- Mosquito and tick populations are spreading as the climate warms and bringing a number of infectious diseases.
- Wildfires cause throat-choking smoke and threaten to destroy immediate neighborhoods.
- More extreme hurricanes and tornadoes are threatening human lives.
- Hunger and starvation are caused by the changing climate that destroys crop yields and a decline in the fish population.
Image source: https://unsplash.com/photos/UwBrS-qRMHo
Our Health, Our Environment
It's no surprise that the way our planet is changing is affecting each of us personally. Even though we aren't always aware of it, the environment we live in impacts our health in countless ways. Sometimes, the toll our health takes due to climate change is more obvious, while sometimes we are less aware of it, and we need experts to warn us.
These days, everybody talks about climate change and environmental threats on TV, social media, and websites. But, are people taking it seriously enough? We can all no longer ignore what is happening to our planet and how it is that affecting our health.
But what exactly is happening to our planet?
Planet Earth's temperature has increased by nearly 0.98 degree-Celsius over the last 130 years. But, the problem is that in each of the previous decades, our planet has got successively warmer than the preceding decade, suggesting that climate change is accelerating faster than ever before.
Why is our planet getting warmer? Most human activities are affecting our environment, but the burning of fossil fuel is particularly damaging for Planet Earth as it releases a significant amount of carbon dioxide and other greenhouse gases. These gases trap additional heat in our planet's lower atmosphere, rising temperatures and bringing more severe consequences to the environment.
Environmental experts are now warning us about rising sea levels, melting glaciers, and changing precipitation patterns. All these changes are causing more severe weather events, including wildfires, hurricanes, droughts, and floods. What's more, as our cities expand, massive deforestation and huge amounts of waste and urban pollution are growing problems.
Data from the World Bank suggests that by 2050, the global waste levels will increase by 70%, calling for immediate waste management solutions that encourage recycling and discourage simply throwing waste to the landfill. Business recycling to lower the carbon footprint is particularly essential since corporate waste is a major contributor to waste pollution and greenhouse gases.

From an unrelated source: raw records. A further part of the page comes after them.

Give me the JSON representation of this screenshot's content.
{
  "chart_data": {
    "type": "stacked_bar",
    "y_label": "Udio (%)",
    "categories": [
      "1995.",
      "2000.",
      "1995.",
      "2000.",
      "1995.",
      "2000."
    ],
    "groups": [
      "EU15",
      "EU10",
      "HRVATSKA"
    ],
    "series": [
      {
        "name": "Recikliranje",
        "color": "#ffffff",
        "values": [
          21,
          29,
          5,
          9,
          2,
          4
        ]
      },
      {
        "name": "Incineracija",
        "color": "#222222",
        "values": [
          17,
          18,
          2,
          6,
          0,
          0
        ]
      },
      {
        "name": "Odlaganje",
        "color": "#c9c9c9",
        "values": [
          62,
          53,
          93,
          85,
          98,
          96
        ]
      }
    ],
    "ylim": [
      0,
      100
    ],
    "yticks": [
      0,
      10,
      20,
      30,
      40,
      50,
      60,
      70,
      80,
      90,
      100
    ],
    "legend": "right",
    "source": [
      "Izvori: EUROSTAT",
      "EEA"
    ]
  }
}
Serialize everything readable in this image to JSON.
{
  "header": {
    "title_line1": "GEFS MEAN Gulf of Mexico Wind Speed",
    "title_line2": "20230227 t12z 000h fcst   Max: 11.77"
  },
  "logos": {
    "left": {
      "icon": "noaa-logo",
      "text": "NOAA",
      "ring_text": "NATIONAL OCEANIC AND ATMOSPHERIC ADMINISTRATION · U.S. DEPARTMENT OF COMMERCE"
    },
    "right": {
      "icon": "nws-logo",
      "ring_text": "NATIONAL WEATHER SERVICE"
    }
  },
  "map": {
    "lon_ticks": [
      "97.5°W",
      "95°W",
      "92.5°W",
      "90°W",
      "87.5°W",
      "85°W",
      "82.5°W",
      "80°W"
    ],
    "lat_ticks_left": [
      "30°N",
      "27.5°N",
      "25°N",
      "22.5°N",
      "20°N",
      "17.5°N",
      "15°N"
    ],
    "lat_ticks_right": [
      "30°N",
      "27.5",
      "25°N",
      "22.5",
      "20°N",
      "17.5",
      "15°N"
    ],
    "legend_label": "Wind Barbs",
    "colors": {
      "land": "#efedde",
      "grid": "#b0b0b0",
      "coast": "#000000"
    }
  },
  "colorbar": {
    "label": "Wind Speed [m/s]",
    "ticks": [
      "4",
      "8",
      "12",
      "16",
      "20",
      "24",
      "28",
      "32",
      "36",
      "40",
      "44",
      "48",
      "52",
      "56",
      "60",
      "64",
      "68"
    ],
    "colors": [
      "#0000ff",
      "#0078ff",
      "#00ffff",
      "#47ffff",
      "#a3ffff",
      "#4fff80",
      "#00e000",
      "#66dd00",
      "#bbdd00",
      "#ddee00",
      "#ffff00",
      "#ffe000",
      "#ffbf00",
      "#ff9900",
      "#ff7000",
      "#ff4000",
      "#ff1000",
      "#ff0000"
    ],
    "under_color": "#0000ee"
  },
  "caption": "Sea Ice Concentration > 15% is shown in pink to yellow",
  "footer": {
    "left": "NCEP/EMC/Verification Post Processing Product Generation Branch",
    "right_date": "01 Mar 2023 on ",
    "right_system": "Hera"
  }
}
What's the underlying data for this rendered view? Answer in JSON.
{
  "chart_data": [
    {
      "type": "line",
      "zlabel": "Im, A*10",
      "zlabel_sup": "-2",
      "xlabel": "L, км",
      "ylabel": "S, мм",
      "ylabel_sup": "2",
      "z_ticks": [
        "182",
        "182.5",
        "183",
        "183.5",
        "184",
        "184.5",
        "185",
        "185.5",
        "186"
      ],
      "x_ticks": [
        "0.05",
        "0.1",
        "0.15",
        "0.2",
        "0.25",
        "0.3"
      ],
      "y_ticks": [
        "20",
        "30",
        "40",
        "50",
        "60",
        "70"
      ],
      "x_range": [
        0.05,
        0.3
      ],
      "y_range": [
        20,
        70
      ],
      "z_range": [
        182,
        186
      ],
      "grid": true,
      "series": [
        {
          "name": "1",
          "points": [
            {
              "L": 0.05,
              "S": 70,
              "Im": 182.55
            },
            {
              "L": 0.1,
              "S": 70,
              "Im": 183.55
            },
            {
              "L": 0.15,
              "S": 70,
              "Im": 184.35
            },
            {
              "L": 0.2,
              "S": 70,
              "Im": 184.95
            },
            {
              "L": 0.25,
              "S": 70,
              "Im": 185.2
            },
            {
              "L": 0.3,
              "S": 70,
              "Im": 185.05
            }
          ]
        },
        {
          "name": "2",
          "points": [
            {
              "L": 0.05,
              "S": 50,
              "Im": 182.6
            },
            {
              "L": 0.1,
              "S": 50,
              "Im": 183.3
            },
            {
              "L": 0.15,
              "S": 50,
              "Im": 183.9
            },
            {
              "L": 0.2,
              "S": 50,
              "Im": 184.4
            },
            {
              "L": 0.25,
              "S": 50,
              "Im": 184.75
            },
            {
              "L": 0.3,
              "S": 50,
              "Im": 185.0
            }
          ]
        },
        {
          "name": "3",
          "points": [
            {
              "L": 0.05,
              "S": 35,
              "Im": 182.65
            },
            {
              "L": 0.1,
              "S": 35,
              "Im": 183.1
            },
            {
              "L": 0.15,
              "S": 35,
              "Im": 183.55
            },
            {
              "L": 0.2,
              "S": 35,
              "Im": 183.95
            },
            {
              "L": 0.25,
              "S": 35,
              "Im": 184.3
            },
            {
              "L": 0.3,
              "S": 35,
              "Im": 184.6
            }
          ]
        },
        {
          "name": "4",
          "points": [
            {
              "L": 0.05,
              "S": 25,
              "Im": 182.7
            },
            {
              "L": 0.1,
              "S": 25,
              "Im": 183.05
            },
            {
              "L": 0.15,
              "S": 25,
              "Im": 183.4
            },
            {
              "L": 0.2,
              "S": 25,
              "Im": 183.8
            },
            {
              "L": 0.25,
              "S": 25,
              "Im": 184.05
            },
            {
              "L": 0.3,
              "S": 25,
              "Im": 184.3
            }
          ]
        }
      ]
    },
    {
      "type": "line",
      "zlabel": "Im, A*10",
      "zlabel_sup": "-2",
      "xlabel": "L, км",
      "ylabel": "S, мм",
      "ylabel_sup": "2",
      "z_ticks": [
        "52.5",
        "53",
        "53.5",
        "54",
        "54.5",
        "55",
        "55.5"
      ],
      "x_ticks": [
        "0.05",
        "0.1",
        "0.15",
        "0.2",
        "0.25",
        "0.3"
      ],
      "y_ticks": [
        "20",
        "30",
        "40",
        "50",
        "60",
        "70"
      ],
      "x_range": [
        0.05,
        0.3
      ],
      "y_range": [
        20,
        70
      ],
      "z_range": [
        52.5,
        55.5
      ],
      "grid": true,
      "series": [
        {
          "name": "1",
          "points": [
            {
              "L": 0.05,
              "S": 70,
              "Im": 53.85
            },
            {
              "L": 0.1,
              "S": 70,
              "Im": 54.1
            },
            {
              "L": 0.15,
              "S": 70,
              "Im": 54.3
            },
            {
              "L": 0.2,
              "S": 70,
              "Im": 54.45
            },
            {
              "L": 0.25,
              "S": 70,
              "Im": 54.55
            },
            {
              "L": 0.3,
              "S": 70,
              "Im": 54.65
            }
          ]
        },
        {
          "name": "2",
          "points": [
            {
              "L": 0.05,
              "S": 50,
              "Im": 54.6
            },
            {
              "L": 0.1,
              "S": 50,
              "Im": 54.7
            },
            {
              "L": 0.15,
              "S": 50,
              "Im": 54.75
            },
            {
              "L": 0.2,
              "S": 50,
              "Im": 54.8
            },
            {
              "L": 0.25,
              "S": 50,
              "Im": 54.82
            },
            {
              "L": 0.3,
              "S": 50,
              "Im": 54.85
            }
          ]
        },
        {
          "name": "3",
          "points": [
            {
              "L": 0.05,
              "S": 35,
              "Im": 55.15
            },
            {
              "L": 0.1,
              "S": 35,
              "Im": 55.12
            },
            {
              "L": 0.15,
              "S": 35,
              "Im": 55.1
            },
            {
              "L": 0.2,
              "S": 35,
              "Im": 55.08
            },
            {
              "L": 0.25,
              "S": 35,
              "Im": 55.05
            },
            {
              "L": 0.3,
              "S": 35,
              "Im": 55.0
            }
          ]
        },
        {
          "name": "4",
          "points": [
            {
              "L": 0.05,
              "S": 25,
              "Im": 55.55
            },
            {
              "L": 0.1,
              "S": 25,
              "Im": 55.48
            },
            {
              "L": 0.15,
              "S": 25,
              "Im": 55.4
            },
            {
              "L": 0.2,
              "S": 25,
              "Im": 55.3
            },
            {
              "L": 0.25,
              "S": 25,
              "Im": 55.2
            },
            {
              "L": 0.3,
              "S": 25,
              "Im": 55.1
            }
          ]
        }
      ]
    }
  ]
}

But what do all these have to do with human health?
Climate Changes and Human Health
The environment we live in influences our life quality. So, man-made environmental problems have both direct and indirect impacts on our health.
Did you know that over 80% of people worldwide living in urban areas are exposed to air quality rates that significantly exceed the recommended guideline limits? Yes, you've read that right. If you are living in the city, you're probably breathing air that is affecting your health in the long run.
What's more, data from Our World in Data shows that over 5 million deaths globally are caused by air pollution annually. So, 1 in 10 people die because of air pollution every year. Air pollution is linked to increased mortality from stroke, heart disease, lung cancer, and acute respiratory infections.
Soil fertility is another major problem caused by climate changes that affect human health.
Experts are warning that the world's population is expected to reach nearly 10 billion people by 2050, but this means that global food production must increase by 70% by that time in order to be enough food to feed everybody. Yet, food production is already starting to be a challenge since, over the last 150 years, our planet's soil experienced a loss of nearly half of its topsoil.
What's more, Planet Earth's fertile land is also going through a lot of changes over the last few decades, experiencing compaction, loss of structure, nutrient degradation, and salinity. Moreover, soil erosion has caused a decline in fish and other water species.
Lack of fertile land means less nutritious food, which poses a major threat to our health.
It's impossible to deny global warming when we're all seeing how the four seasons are changing, and extreme temperatures are becoming more frequent.
Environmental experts are warning us that by 2070, the number of hot days will rise from four to six days per year to about 33 to 45 days annually. Extreme heat isn't just very uncomfortable but can also cause a number of health problems such as cardiovascular and respiratory diseases, heat strokes and heat stress, and even severe allergies and asthma.